AVM v. Cybits (non-Copyright arguments)

AVM Computersysteme Vertiebs GmbH” (AVM) v. “Cybits AG” looks like very interesting case. Plaintiff, the AVM, is using unfair competition law and trade mark law to enforce the copyright rights it has “lost” due to GPL licensing. Background of the case is here.

FSFE reports that AVM claims following:

The focus of the hearing, however, lay less on the area of Copyright but more on trademark and competition law issues. AVM doesn’t deny that the GNU GPL licensed software installed on the routers may be changed by the users, but maintains the opinion that no altered software may then be reinstalled on the routers. AVM relied on two main arguments:

AVM routers with the software changed by Cybits’ software might possibly reach third parties who would have no knowledge of the firmware changes and who may therefore attribute possible router functional changes to AVM even if they were actually caused by the software of Cybits. Therefore, the trademark rights of AVM were infringed. This also constituted an act of unfair competition.
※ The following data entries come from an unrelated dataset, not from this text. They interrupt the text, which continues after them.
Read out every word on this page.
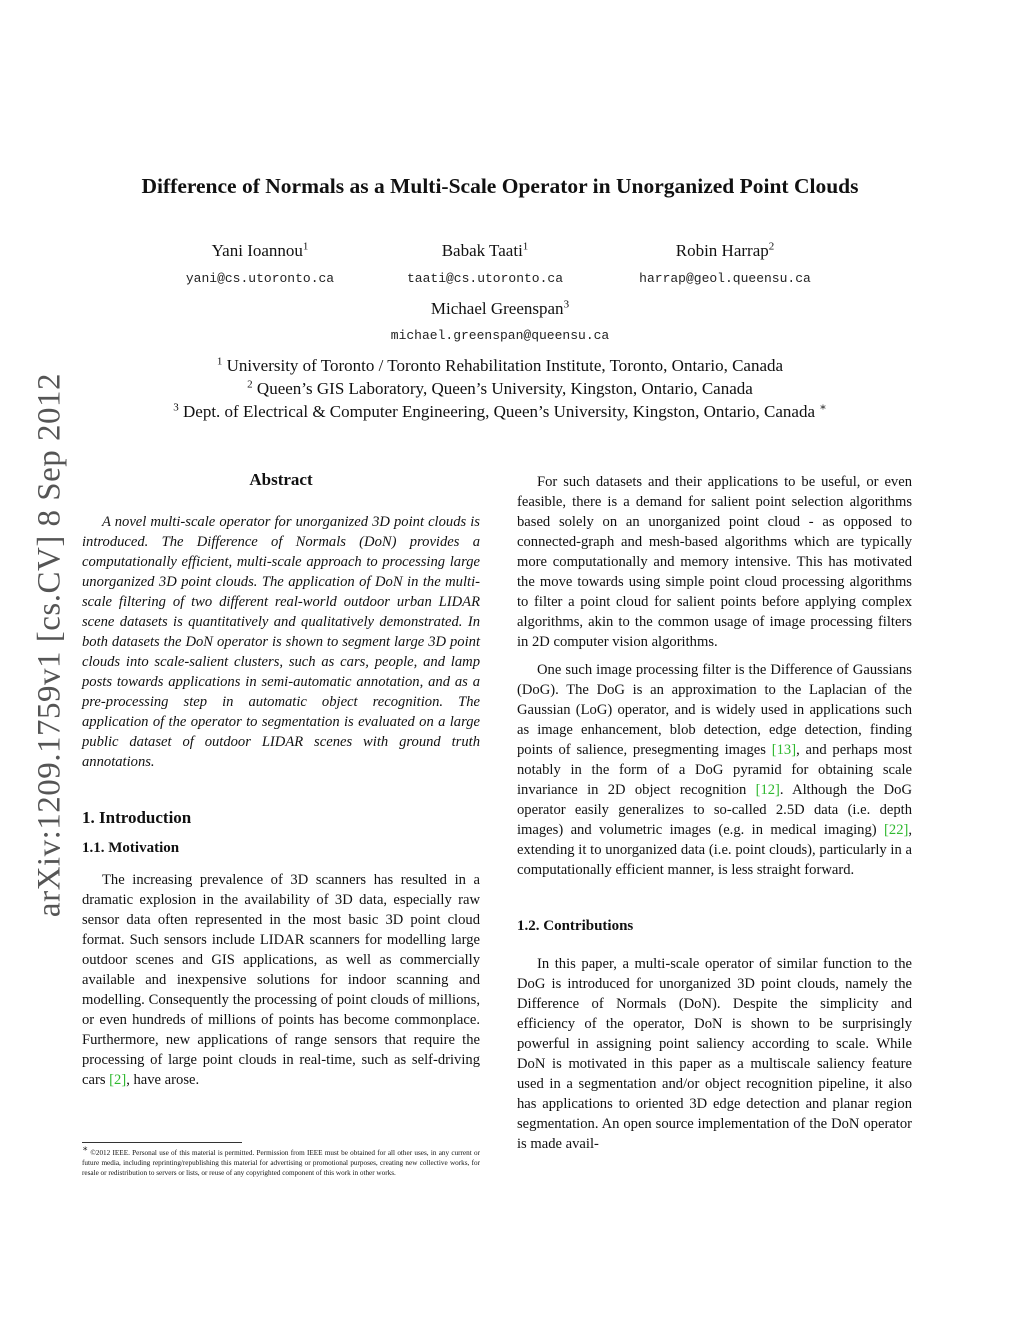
arXiv:1209.1759v1 [cs.CV] 8 Sep 2012
Difference of Normals as a Multi-Scale Operator in Unorganized Point Clouds
Yani Ioannou$^1$
yani@cs.utoronto.ca
Babak Taati$^1$
taati@cs.utoronto.ca
Robin Harrap$^2$
harrap@geol.queensu.ca
Michael Greenspan$^3$
michael.greenspan@queensu.ca
$^1$ University of Toronto / Toronto Rehabilitation Institute, Toronto, Ontario, Canada
$^2$ Queen’s GIS Laboratory, Queen’s University, Kingston, Ontario, Canada
$^3$ Dept. of Electrical & Computer Engineering, Queen’s University, Kingston, Ontario, Canada ∗
Abstract

A novel multi-scale operator for unorganized 3D point clouds is introduced. The Difference of Normals (DoN) provides a computationally efficient, multi-scale approach to processing large unorganized 3D point clouds. The application of DoN in the multi-scale filtering of two different real-world outdoor urban LIDAR scene datasets is quantitatively and qualitatively demonstrated. In both datasets the DoN operator is shown to segment large 3D point clouds into scale-salient clusters, such as cars, people, and lamp posts towards applications in semi-automatic annotation, and as a pre-processing step in automatic object recognition. The application of the operator to segmentation is evaluated on a large public dataset of outdoor LIDAR scenes with ground truth annotations.

1. Introduction
1.1. Motivation

The increasing prevalence of 3D scanners has resulted in a dramatic explosion in the availability of 3D data, especially raw sensor data often represented in the most basic 3D point cloud format. Such sensors include LIDAR scanners for modelling large outdoor scenes and GIS applications, as well as commercially available and inexpensive solutions for indoor scanning and modelling. Consequently the processing of point clouds of millions, or even hundreds of millions of points has become commonplace. Furthermore, new applications of range sensors that require the processing of large point clouds in real-time, such as self-driving cars [2], have arose.

∗ ©2012 IEEE. Personal use of this material is permitted. Permission from IEEE must be obtained for all other uses, in any current or future media, including reprinting/republishing this material for advertising or promotional purposes, creating new collective works, for resale or redistribution to servers or lists, or reuse of any copyrighted component of this work in other works.

For such datasets and their applications to be useful, or even feasible, there is a demand for salient point selection algorithms based solely on an unorganized point cloud - as opposed to connected-graph and mesh-based algorithms which are typically more computationally and memory intensive. This has motivated the move towards using simple point cloud processing algorithms to filter a point cloud for salient points before applying complex algorithms, akin to the common usage of image processing filters in 2D computer vision algorithms.

One such image processing filter is the Difference of Gaussians (DoG). The DoG is an approximation to the Laplacian of the Gaussian (LoG) operator, and is widely used in applications such as image enhancement, blob detection, edge detection, finding points of salience, presegmenting images [13], and perhaps most notably in the form of a DoG pyramid for obtaining scale invariance in 2D object recognition [12]. Although the DoG operator easily generalizes to so-called 2.5D data (i.e. depth images) and volumetric images (e.g. in medical imaging) [22], extending it to unorganized data (i.e. point clouds), particularly in a computationally efficient manner, is less straight forward.

1.2. Contributions

In this paper, a multi-scale operator of similar function to the DoG is introduced for unorganized 3D point clouds, namely the Difference of Normals (DoN). Despite the simplicity and efficiency of the operator, DoN is shown to be surprisingly powerful in assigning point saliency according to scale. While DoN is motivated in this paper as a multiscale saliency feature used in a segmentation and/or object recognition pipeline, it also has applications to oriented 3D edge detection and planar region segmentation. An open source implementation of the DoN operator is made avail-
To me, I can´t see any trade mark use by Cybits. Even if that would be the case, it should be reminded that protection beyond confusion is only present in case of reputed trade marks (art. 5(2) of TM directive). Also, if the contract allows you to do something, enforcing the very same on the basis of unfair competition law seems to be quite non-sense. But one never, know .. let´s see what the Distric Court of Berlin thinks of this.